Despite these advantages, there are some limitations of sub-UTE MRA compared to TOF and UTE MRA with ASL. First, the spatial resolution of our method is relatively lower than that of TOF, although it is almost equivalent to UTE MRA with ASL. Second, our method cannot provide hemodynamic information such as UTE MRA with ASL. However, our method could visualize blood flow in the stent and aneurysm, similar to DSA, and is considered sufficient as an imaging method to determine the therapeutic effect of FD device. The spatial resolution may be improved using deep learning reconstruction and higher magnetic field MRI scanners to achieve higher SNRs. Further validation studies are warranted to clarify the utility of sub-UTE MRA.
Conclusion
Sub-UTE MRA is a useful technique for assessing intracranial aneurysms after the placement of FD device with less acquisition time and artifacts.
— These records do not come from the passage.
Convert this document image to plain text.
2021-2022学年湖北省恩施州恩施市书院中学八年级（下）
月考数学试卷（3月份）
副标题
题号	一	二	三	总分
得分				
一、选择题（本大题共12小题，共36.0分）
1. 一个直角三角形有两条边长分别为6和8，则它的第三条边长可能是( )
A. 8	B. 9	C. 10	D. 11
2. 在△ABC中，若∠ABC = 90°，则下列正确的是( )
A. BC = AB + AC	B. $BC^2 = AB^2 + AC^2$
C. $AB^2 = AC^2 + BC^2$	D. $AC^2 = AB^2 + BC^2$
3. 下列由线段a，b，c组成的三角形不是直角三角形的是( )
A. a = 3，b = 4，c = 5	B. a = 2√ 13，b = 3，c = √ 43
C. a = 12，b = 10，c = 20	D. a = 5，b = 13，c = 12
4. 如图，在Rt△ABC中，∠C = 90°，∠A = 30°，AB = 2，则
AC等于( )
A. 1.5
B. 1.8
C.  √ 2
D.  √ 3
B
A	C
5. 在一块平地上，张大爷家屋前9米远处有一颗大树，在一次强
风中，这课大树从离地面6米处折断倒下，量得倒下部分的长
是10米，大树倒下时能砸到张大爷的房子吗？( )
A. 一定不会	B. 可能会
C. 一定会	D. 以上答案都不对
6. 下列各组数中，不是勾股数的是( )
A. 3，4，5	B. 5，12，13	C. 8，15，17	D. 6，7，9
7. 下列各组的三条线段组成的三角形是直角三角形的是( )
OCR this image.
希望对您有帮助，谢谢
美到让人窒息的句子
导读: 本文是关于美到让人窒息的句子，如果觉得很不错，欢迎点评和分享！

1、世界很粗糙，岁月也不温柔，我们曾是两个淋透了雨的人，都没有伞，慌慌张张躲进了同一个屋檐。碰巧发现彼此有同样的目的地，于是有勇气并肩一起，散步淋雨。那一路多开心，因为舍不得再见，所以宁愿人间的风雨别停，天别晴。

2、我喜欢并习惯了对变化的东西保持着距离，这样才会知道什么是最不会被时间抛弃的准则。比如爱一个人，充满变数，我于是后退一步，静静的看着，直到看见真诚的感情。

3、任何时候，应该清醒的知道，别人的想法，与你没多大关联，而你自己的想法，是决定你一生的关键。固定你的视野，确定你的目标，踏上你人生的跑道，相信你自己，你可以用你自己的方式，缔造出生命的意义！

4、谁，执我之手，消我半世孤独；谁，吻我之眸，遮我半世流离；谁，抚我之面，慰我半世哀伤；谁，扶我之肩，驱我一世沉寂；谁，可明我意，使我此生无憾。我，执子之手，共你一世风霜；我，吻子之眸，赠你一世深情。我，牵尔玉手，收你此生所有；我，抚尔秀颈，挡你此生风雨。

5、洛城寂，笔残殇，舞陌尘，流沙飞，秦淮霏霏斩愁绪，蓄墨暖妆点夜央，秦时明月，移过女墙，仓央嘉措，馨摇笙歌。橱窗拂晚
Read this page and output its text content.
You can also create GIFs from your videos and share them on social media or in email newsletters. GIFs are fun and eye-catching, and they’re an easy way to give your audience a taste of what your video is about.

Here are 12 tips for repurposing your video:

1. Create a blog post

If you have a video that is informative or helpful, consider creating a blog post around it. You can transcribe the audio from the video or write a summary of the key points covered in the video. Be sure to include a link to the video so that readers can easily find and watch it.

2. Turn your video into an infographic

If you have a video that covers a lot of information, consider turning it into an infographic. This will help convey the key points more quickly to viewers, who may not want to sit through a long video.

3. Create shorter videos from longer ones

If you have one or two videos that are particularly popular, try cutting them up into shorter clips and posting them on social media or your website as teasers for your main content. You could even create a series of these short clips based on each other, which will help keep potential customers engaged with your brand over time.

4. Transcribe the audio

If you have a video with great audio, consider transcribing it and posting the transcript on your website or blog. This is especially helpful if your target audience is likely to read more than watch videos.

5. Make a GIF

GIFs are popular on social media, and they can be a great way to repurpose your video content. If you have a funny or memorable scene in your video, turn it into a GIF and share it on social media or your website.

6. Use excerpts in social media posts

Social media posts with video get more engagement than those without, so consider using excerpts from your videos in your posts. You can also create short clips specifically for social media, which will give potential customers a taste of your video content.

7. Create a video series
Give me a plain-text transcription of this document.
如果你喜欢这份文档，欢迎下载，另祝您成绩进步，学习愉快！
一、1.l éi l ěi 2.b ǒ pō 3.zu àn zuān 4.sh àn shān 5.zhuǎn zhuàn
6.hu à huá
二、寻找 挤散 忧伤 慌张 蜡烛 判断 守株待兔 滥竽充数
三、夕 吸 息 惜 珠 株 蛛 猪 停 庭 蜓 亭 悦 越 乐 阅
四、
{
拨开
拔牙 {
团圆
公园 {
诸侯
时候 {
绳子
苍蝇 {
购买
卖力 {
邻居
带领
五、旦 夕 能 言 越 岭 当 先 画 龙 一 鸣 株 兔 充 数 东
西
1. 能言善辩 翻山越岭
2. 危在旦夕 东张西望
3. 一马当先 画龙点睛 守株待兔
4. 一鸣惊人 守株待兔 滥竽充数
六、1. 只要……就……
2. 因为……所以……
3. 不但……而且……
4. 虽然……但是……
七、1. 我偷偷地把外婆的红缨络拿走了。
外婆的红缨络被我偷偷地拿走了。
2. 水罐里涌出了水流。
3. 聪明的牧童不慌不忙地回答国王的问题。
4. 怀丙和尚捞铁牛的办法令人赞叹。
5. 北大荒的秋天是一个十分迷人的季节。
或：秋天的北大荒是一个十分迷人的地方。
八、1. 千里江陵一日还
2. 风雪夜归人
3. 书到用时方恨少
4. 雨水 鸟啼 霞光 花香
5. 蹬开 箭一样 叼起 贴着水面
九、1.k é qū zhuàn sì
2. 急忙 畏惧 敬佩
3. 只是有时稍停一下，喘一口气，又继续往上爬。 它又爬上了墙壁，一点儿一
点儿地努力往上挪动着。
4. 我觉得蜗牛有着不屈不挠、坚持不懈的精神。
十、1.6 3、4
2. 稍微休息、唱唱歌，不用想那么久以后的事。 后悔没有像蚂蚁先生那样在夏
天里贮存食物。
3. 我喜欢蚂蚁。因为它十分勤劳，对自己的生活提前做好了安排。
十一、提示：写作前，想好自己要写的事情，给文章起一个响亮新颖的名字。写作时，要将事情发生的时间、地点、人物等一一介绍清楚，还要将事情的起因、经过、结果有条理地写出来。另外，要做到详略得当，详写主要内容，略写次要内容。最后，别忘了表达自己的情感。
Our method could be applied to postoperative evaluation after endovascular treatment using other metal devices, including metallic coils and stents.
Footnotes
Conflicts of Interest
The authors declare that they have no conflicts of interest.
Supplementary Information
A Supplementary file below is available online.
Supplementary Fig. 1.
The process for determining the optimal number of segments for UTE-MRA. The source image of sub-UTE MRA with the number of segments 100, 500, 1000, 2000, 3000, and 4000. The number in each image indicates the number of segments. Note that the vascular signal increases as the number of segments increases, but the background signal is also augmented in the images with a number of segments more than 1000.